After the consolidation of equipment suppliers, the broadband market has matured with several major players. This has the potential to lead to reduced diversity and creativity in the industry as the barriers to entry are now enormous. Starting a new business in a mature market like this presents new significant challenges. How do you approach financing a new business in a mature market?
First, if you can start a company, the opportunities are huge because competition for new approaches in mature markets is limited and the big players don't move fast. Their incentive is to change slowly to extend the product life cycle. Fast innovation is their weakness. They are slow to respond to market destroyers.
The downside of novice innovators in mature markets is the reduced number of financiers attracted to the space because of barriers to entry and because the most likely outcome is a low-odd M&A game. An entrepreneur needs to find financiers who understand the market and can see the value of new technology.

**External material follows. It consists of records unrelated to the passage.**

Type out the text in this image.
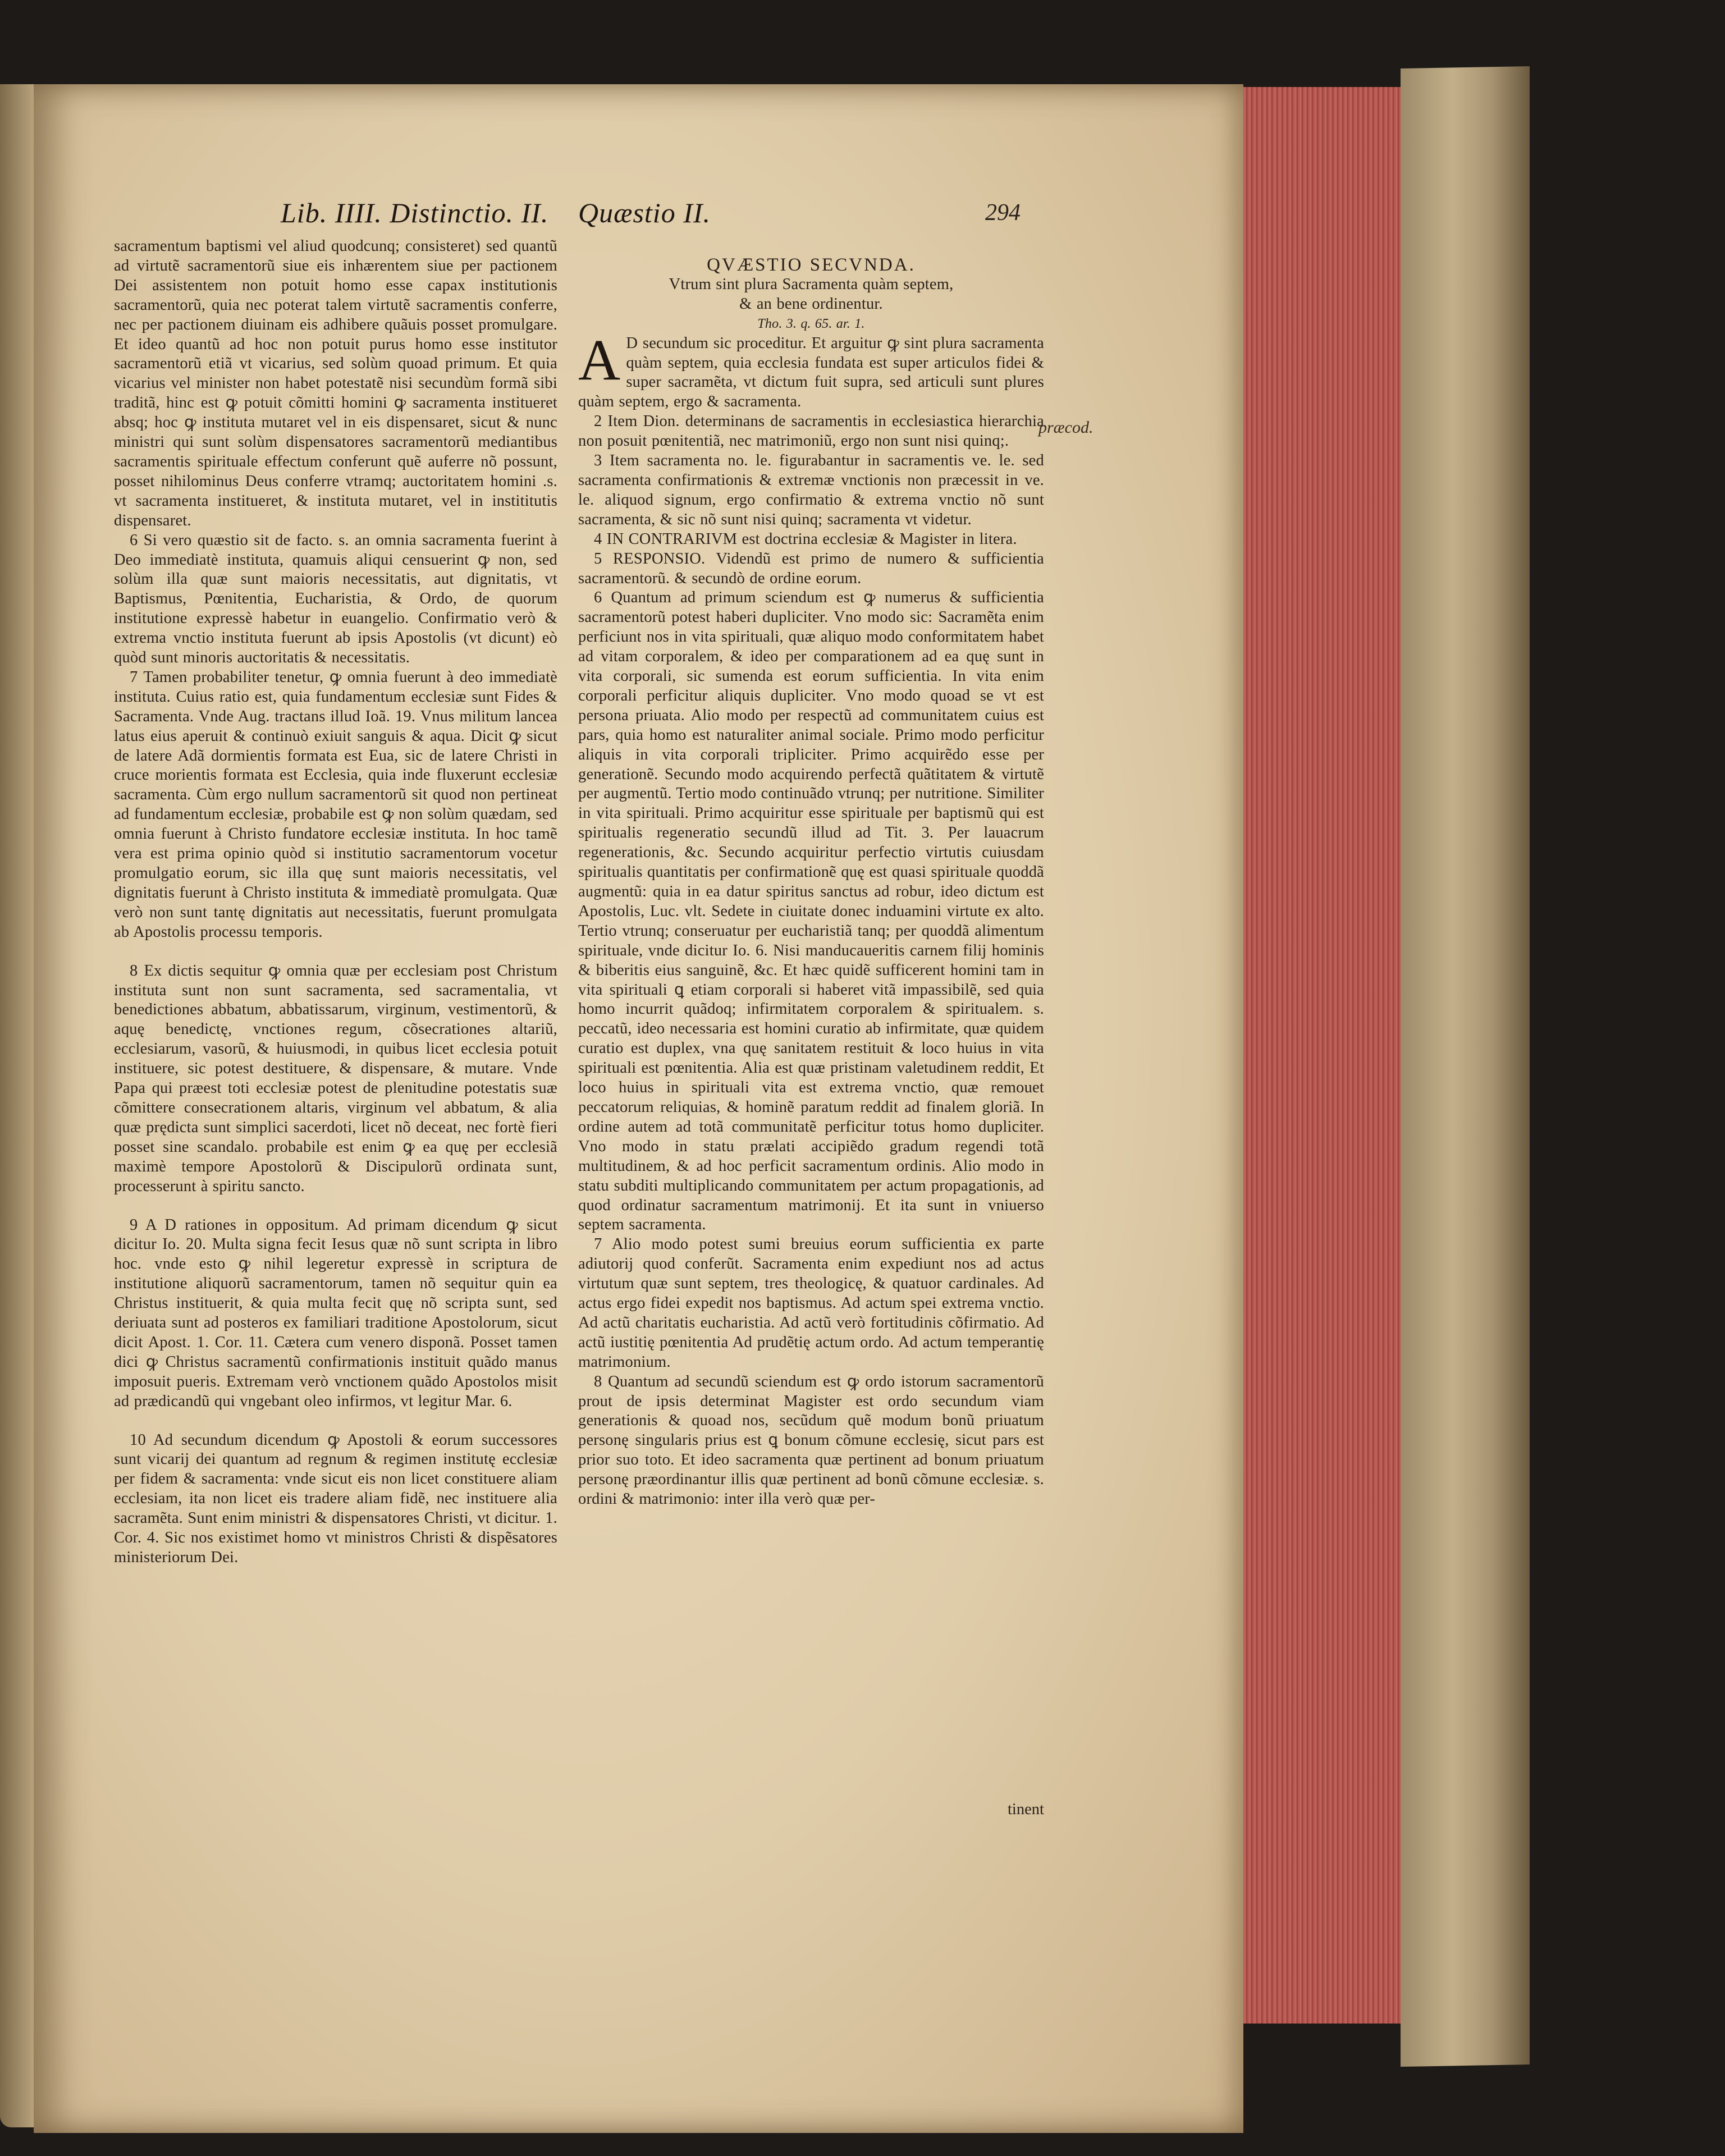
Lib. IIII. Distinctio. II. Quæstio II.	294

sacramentum baptismi vel aliud quodcunq; consisteret) sed quantũ ad virtutẽ sacramentorũ siue eis inhærentem siue per pactionem Dei assistentem non potuit homo esse capax institutionis sacramentorũ, quia nec poterat talem virtutẽ sacramentis conferre, nec per pactionem diuinam eis adhibere quãuis posset promulgare. Et ideo quantũ ad hoc non potuit purus homo esse institutor sacramentorũ etiã vt vicarius, sed solùm quoad primum. Et quia vicarius vel minister non habet potestatẽ nisi secundùm formã sibi traditã, hinc est ꝙ potuit cõmitti homini ꝙ sacramenta institueret absq; hoc ꝙ instituta mutaret vel in eis dispensaret, sicut & nunc ministri qui sunt solùm dispensatores sacramentorũ mediantibus sacramentis spirituale effectum conferunt quẽ auferre nõ possunt, posset nihilominus Deus conferre vtramq; auctoritatem homini .s. vt sacramenta institueret, & instituta mutaret, vel in instititutis dispensaret.

6 Si vero quæstio sit de facto. s. an omnia sacramenta fuerint à Deo immediatè instituta, quamuis aliqui censuerint ꝙ non, sed solùm illa quæ sunt maioris necessitatis, aut dignitatis, vt Baptismus, Pœnitentia, Eucharistia, & Ordo, de quorum institutione expressè habetur in euangelio. Confirmatio verò & extrema vnctio instituta fuerunt ab ipsis Apostolis (vt dicunt) eò quòd sunt minoris auctoritatis & necessitatis.

7 Tamen probabiliter tenetur, ꝙ omnia fuerunt à deo immediatè instituta. Cuius ratio est, quia fundamentum ecclesiæ sunt Fides & Sacramenta. Vnde Aug. tractans illud Ioã. 19. Vnus militum lancea latus eius aperuit & continuò exiuit sanguis & aqua. Dicit ꝙ sicut de latere Adã dormientis formata est Eua, sic de latere Christi in cruce morientis formata est Ecclesia, quia inde fluxerunt ecclesiæ sacramenta. Cùm ergo nullum sacramentorũ sit quod non pertineat ad fundamentum ecclesiæ, probabile est ꝙ non solùm quædam, sed omnia fuerunt à Christo fundatore ecclesiæ instituta. In hoc tamẽ vera est prima opinio quòd si institutio sacramentorum vocetur promulgatio eorum, sic illa quę sunt maioris necessitatis, vel dignitatis fuerunt à Christo instituta & immediatè promulgata. Quæ verò non sunt tantę dignitatis aut necessitatis, fuerunt promulgata ab Apostolis processu temporis.

8 Ex dictis sequitur ꝙ omnia quæ per ecclesiam post Christum instituta sunt non sunt sacramenta, sed sacramentalia, vt benedictiones abbatum, abbatissarum, virginum, vestimentorũ, & aquę benedictę, vnctiones regum, cõsecrationes altariũ, ecclesiarum, vasorũ, & huiusmodi, in quibus licet ecclesia potuit instituere, sic potest destituere, & dispensare, & mutare. Vnde Papa qui præest toti ecclesiæ potest de plenitudine potestatis suæ cõmittere consecrationem altaris, virginum vel abbatum, & alia quæ prędicta sunt simplici sacerdoti, licet nõ deceat, nec fortè fieri posset sine scandalo. probabile est enim ꝙ ea quę per ecclesiã maximè tempore Apostolorũ & Discipulorũ ordinata sunt, processerunt à spiritu sancto.

9 A D rationes in oppositum. Ad primam dicendum ꝙ sicut dicitur Io. 20. Multa signa fecit Iesus quæ nõ sunt scripta in libro hoc. vnde esto ꝙ nihil legeretur expressè in scriptura de institutione aliquorũ sacramentorum, tamen nõ sequitur quin ea Christus instituerit, & quia multa fecit quę nõ scripta sunt, sed deriuata sunt ad posteros ex familiari traditione Apostolorum, sicut dicit Apost. 1. Cor. 11. Cætera cum venero disponã. Posset tamen dici ꝙ Christus sacramentũ confirmationis instituit quãdo manus imposuit pueris. Extremam verò vnctionem quãdo Apostolos misit ad prædicandũ qui vngebant oleo infirmos, vt legitur Mar. 6.

10 Ad secundum dicendum ꝙ Apostoli & eorum successores sunt vicarij dei quantum ad regnum & regimen institutę ecclesiæ per fidem & sacramenta: vnde sicut eis non licet constituere aliam ecclesiam, ita non licet eis tradere aliam fidẽ, nec instituere alia sacramẽta. Sunt enim ministri & dispensatores Christi, vt dicitur. 1. Cor. 4. Sic nos existimet homo vt ministros Christi & dispẽsatores ministeriorum Dei.

QVÆSTIO SECVNDA.
Vtrum sint plura Sacramenta quàm septem,
& an bene ordinentur.
Tho. 3. q. 65. ar. 1.

A D secundum sic proceditur. Et arguitur ꝙ sint plura sacramenta quàm septem, quia ecclesia fundata est super articulos fidei & super sacramẽta, vt dictum fuit supra, sed articuli sunt plures quàm septem, ergo & sacramenta.

2 Item Dion. determinans de sacramentis in ecclesiastica hierarchia non posuit pœnitentiã, nec matrimoniũ, ergo non sunt nisi quinq;.

3 Item sacramenta no. le. figurabantur in sacramentis ve. le. sed sacramenta confirmationis & extremæ vnctionis non præcessit in ve. le. aliquod signum, ergo confirmatio & extrema vnctio nõ sunt sacramenta, & sic nõ sunt nisi quinq; sacramenta vt videtur.

4 IN CONTRARIVM est doctrina ecclesiæ & Magister in litera.

5 RESPONSIO. Videndũ est primo de numero & sufficientia sacramentorũ. & secundò de ordine eorum.

6 Quantum ad primum sciendum est ꝙ numerus & sufficientia sacramentorũ potest haberi dupliciter. Vno modo sic: Sacramẽta enim perficiunt nos in vita spirituali, quæ aliquo modo conformitatem habet ad vitam corporalem, & ideo per comparationem ad ea quę sunt in vita corporali, sic sumenda est eorum sufficientia. In vita enim corporali perficitur aliquis dupliciter. Vno modo quoad se vt est persona priuata. Alio modo per respectũ ad communitatem cuius est pars, quia homo est naturaliter animal sociale. Primo modo perficitur aliquis in vita corporali tripliciter. Primo acquirẽdo esse per generationẽ. Secundo modo acquirendo perfectã quãtitatem & virtutẽ per augmentũ. Tertio modo continuãdo vtrunq; per nutritione. Similiter in vita spirituali. Primo acquiritur esse spirituale per baptismũ qui est spiritualis regeneratio secundũ illud ad Tit. 3. Per lauacrum regenerationis, &c. Secundo acquiritur perfectio virtutis cuiusdam spiritualis quantitatis per confirmationẽ quę est quasi spirituale quoddã augmentũ: quia in ea datur spiritus sanctus ad robur, ideo dictum est Apostolis, Luc. vlt. Sedete in ciuitate donec induamini virtute ex alto. Tertio vtrunq; conseruatur per eucharistiã tanq; per quoddã alimentum spirituale, vnde dicitur Io. 6. Nisi manducaueritis carnem filij hominis & biberitis eius sanguinẽ, &c. Et hæc quidẽ sufficerent homini tam in vita spirituali ꝗ etiam corporali si haberet vitã impassibilẽ, sed quia homo incurrit quãdoq; infirmitatem corporalem & spiritualem. s. peccatũ, ideo necessaria est homini curatio ab infirmitate, quæ quidem curatio est duplex, vna quę sanitatem restituit & loco huius in vita spirituali est pœnitentia. Alia est quæ pristinam valetudinem reddit, Et loco huius in spirituali vita est extrema vnctio, quæ remouet peccatorum reliquias, & hominẽ paratum reddit ad finalem gloriã. In ordine autem ad totã communitatẽ perficitur totus homo dupliciter. Vno modo in statu prælati accipiẽdo gradum regendi totã multitudinem, & ad hoc perficit sacramentum ordinis. Alio modo in statu subditi multiplicando communitatem per actum propagationis, ad quod ordinatur sacramentum matrimonij. Et ita sunt in vniuerso septem sacramenta.

7 Alio modo potest sumi breuius eorum sufficientia ex parte adiutorij quod conferũt. Sacramenta enim expediunt nos ad actus virtutum quæ sunt septem, tres theologicę, & quatuor cardinales. Ad actus ergo fidei expedit nos baptismus. Ad actum spei extrema vnctio. Ad actũ charitatis eucharistia. Ad actũ verò fortitudinis cõfirmatio. Ad actũ iustitię pœnitentia Ad prudẽtię actum ordo. Ad actum temperantię matrimonium.

8 Quantum ad secundũ sciendum est ꝙ ordo istorum sacramentorũ prout de ipsis determinat Magister est ordo secundum viam generationis & quoad nos, secũdum quẽ modum bonũ priuatum personę singularis prius est ꝗ bonum cõmune ecclesię, sicut pars est prior suo toto. Et ideo sacramenta quæ pertinent ad bonum priuatum personę præordinantur illis quæ pertinent ad bonũ cõmune ecclesiæ. s. ordini & matrimonio: inter illa verò quæ per-

præcod.
tinent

Given this reality, how do you demonstrate sufficient potential to attract investors? In the hardware space, you need to demonstrate an attractive market entry strategy with simple investments and prices to enter the market. The challenge is this: When the price of success is high, it takes too much investment – and too much risk – before you can accurately assess the likelihood of market success.
Investors invest in perceived risk, so their job is to demonstrate that the risk is manageable. In the past, investors were won over by strategic partners who, as committed customers, financed product launches.